I agree that SP can provide a nice WF engine, but let me ask this... are you storing anything IN SharePoint? (tasks, data sources, etc)
I ask because it may be as easy (and more appropriate) to run your own WF engine. If you are running all native WF functionality, and just need an engine, you can write a quick console app that can start workflows.
If you are using SP for anything beyond WF, then I absolutely agree to use SP.
Do you do automated testing on a complex workflow system like K2?
We are building a system with extensive integration between Sharepoint 2007 and K2. I can't even imagine where to start with automated testing as the workflow involves multiple users interacting with Sharepoint, K2 workflows and custom web pages.

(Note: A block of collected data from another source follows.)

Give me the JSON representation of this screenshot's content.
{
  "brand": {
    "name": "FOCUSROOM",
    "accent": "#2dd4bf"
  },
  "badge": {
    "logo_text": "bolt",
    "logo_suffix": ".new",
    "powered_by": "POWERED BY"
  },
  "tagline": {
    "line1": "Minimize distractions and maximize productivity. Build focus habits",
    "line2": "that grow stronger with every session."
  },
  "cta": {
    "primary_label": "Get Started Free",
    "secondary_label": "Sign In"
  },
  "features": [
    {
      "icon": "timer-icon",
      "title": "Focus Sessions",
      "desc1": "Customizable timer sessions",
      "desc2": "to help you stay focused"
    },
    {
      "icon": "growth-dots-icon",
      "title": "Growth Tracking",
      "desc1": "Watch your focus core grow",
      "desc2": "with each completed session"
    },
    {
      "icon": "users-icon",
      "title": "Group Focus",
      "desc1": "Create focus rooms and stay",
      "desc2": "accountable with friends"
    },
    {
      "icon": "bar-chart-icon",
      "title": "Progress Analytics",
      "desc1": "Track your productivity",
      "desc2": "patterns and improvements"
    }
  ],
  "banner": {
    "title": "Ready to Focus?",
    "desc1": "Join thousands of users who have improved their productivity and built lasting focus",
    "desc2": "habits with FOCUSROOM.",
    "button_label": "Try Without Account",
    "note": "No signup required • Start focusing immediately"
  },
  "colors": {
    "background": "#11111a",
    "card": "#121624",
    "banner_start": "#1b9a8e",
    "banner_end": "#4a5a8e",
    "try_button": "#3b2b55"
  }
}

Has anyone done automated testing on a workflow server like K2? Is it more effort than it's worth?
I'm having a similar problem testing workflow-heavy MOSS-based application. Workflows in our case are based on WWF.
My idea is to mock pretty much everything that you can't control from unit tests - documents storage, authentication, user rights and actions, sharepoint-specific parts of workflows for sharepoint (these mocks should be thoroughly tested to mirror behavior of real components).

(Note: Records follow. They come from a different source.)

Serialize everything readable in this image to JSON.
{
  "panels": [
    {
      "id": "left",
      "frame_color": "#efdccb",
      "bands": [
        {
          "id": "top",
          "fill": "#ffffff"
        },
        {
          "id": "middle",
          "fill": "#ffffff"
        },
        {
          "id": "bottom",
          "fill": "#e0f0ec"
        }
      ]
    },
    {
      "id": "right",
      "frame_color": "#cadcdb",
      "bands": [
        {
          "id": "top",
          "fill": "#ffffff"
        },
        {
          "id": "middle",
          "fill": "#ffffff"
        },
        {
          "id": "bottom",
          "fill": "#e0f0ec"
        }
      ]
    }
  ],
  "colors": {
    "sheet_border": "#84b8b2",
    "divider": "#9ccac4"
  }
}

You use inversion of control to make code choose which component to use at runtime - real or mock.
Then you can write system-wide tests to test workflows behavior - setting up your own environment, checking how workflow engine reacts. These tests are too big to call them unit-tests, still it is automated testing.

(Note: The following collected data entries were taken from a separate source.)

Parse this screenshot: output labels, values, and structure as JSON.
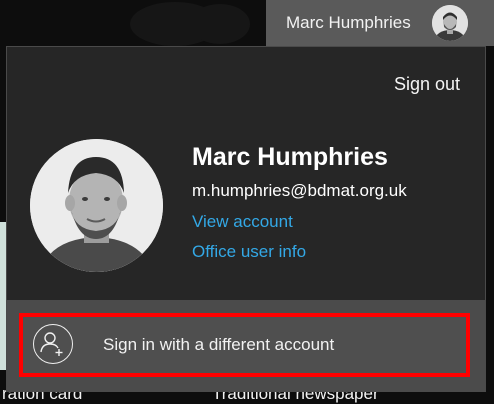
{
  "top_bar": {
    "account_name": "Marc Humphries"
  },
  "account_menu": {
    "sign_out_label": "Sign out",
    "user": {
      "name": "Marc Humphries",
      "email": "m.humphries@bdmat.org.uk"
    },
    "links": {
      "view_account": "View account",
      "office_user_info": "Office user info"
    },
    "other_account_label": "Sign in with a different account"
  },
  "background": {
    "left_card_caption": "ration card",
    "right_card_caption": "Traditional newspaper"
  },
  "colors": {
    "link": "#33a8e6",
    "panel": "#262626",
    "highlight_border": "#ff0000",
    "account_button": "#5a5a5a"
  },
  "icons": {
    "add_person": "add-person-icon"
  }
}
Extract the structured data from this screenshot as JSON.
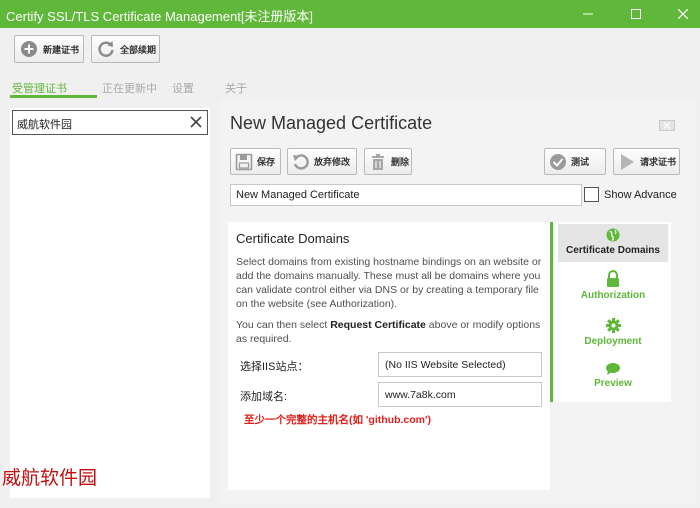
{
  "window": {
    "title": "Certify SSL/TLS Certificate Management[未注册版本]",
    "accent_color": "#5fb83a"
  },
  "toolbar": {
    "new_cert_label": "新建证书",
    "renew_all_label": "全部续期"
  },
  "tabs": [
    {
      "label": "受管理证书",
      "active": true
    },
    {
      "label": "正在更新中",
      "active": false
    },
    {
      "label": "设置",
      "active": false
    },
    {
      "label": "关于",
      "active": false
    }
  ],
  "search": {
    "value": "威航软件园"
  },
  "main": {
    "heading": "New Managed Certificate",
    "actions": {
      "save_label": "保存",
      "discard_label": "放弃修改",
      "delete_label": "删除",
      "test_label": "测试",
      "request_label": "请求证书"
    },
    "name_value": "New Managed Certificate",
    "show_advanced_label": "Show Advance",
    "show_advanced_checked": false
  },
  "domains_panel": {
    "title": "Certificate Domains",
    "description": "Select domains from existing hostname bindings on an website or add the domains manually. These must all be domains where you can validate control either via DNS or by creating a temporary file on the website (see Authorization).",
    "hint_prefix": "You can then select ",
    "hint_bold": "Request Certificate",
    "hint_suffix": " above or modify options as required.",
    "site_label": "选择IIS站点：",
    "site_value": "(No IIS Website Selected)",
    "domain_label": "添加域名:",
    "domain_value": "www.7a8k.com",
    "error_text": "至少一个完整的主机名(如 'github.com')"
  },
  "side_nav": [
    {
      "label": "Certificate Domains",
      "icon": "globe-icon",
      "selected": true
    },
    {
      "label": "Authorization",
      "icon": "lock-icon",
      "selected": false
    },
    {
      "label": "Deployment",
      "icon": "gear-icon",
      "selected": false
    },
    {
      "label": "Preview",
      "icon": "speech-bubble-icon",
      "selected": false
    }
  ],
  "watermark": "威航软件园"
}
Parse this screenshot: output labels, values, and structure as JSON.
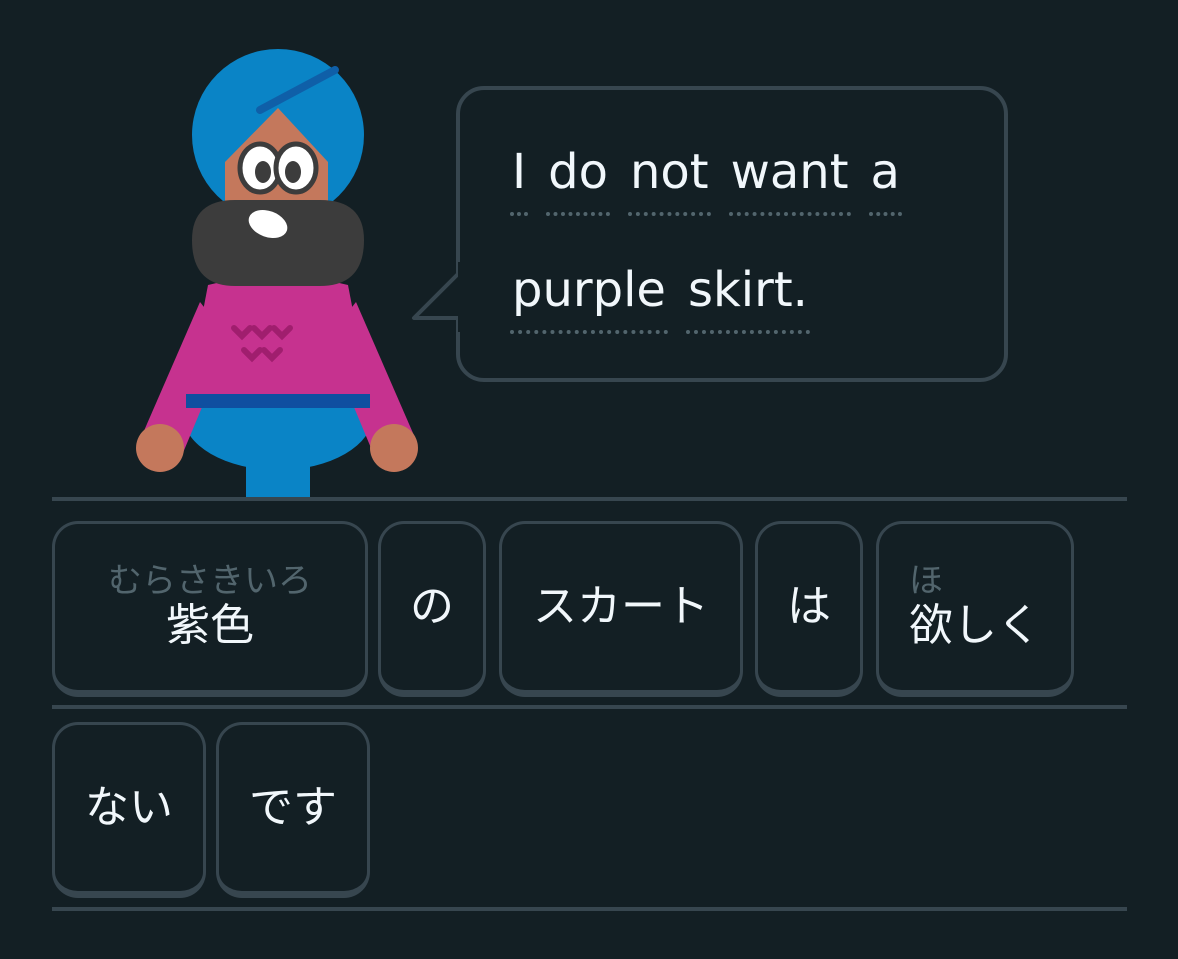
{
  "colors": {
    "background": "#131f24",
    "border": "#37464f",
    "text": "#f1f7fb",
    "furigana": "#52656d",
    "turban": "#0a84c6",
    "sweater": "#c6328f",
    "beard": "#3c3c3c",
    "skin": "#c4785c"
  },
  "character": {
    "icon": "character-avatar"
  },
  "prompt": {
    "line1": [
      "I",
      "do",
      "not",
      "want",
      "a"
    ],
    "line2": [
      "purple",
      "skirt."
    ]
  },
  "word_bank": {
    "row1": [
      {
        "furigana": "むらさきいろ",
        "text": "紫色"
      },
      {
        "furigana": "",
        "text": "の"
      },
      {
        "furigana": "",
        "text": "スカート"
      },
      {
        "furigana": "",
        "text": "は"
      },
      {
        "furigana": "ほ",
        "text": "欲しく"
      }
    ],
    "row2": [
      {
        "furigana": "",
        "text": "ない"
      },
      {
        "furigana": "",
        "text": "です"
      }
    ]
  }
}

This approach seems to work on trivial cases, but I still have to prove it is worthy to use in real-world workflows.
Here's the solution I use. This is a simple wrapper around the runtime that allows executing single activity, simplifies passing the parameters, blocks the invoking thread until the workflow or activity is done, and translates / rethrows exceptions if any. Since my workflow only sends or waits for messages through a custom workflow service, I can mock out the service to expect certain messages from workflow and post certain messages to it and here I'm having real unit-tests for my WF! The credit for technology goes to Michael Kennedy.
If you are going to do unit testing, Typemock Isolator is the only tool that can currently mock SharePoint objects.
And by the way, Richard Fennell is working on a workflow mocking solution here.
We've just today written an application that monitors our K2 worklist, picks up certain tasks from it, fills in some data and submits the tasks for completion. This is allowing us to perform automated testing, find regressions, and run through as many different paths of the workflow in a fraction of the time that it would take people to do it. I'd imagine a similar program could be written to pretend to be sharepoint.
As for the unit testing of the workflow items themselves, we have a dll referenced from k2 which contains all of our line rule and processing logic. We don't have any code in the k2 workflows themselves, it is all referenced from these dlls. This allows us to easily write unit tests on them to test all of the individual line rules.
I've done automated integration testing on K2 workflows using the K2ROM API (probably SourceCode.Workflow.Client if you're using K2 blackpearl).
Basically you start a process on a test server with a known folio (I generate a GUID), then use the management API to delete it afterwards. I wrote helper methods like AssertAtClientActivity (basically calls ProvideWorkItem with criteria).
Use the IsSynchronous parameter to StartProcessInstance, WorklistItem.Finish, etc. so that relevant method calls will not return until the process instance has reached a stable state.
Expect tests to be slow and to occasionally fail. These are not unit tests.
If you want to write unit tests against other systems, you'll probably want to wrap the K2 API.
Consider looking at Windows Workflow 4 and the new workflow features in SharePoint 2010. You may not need K2.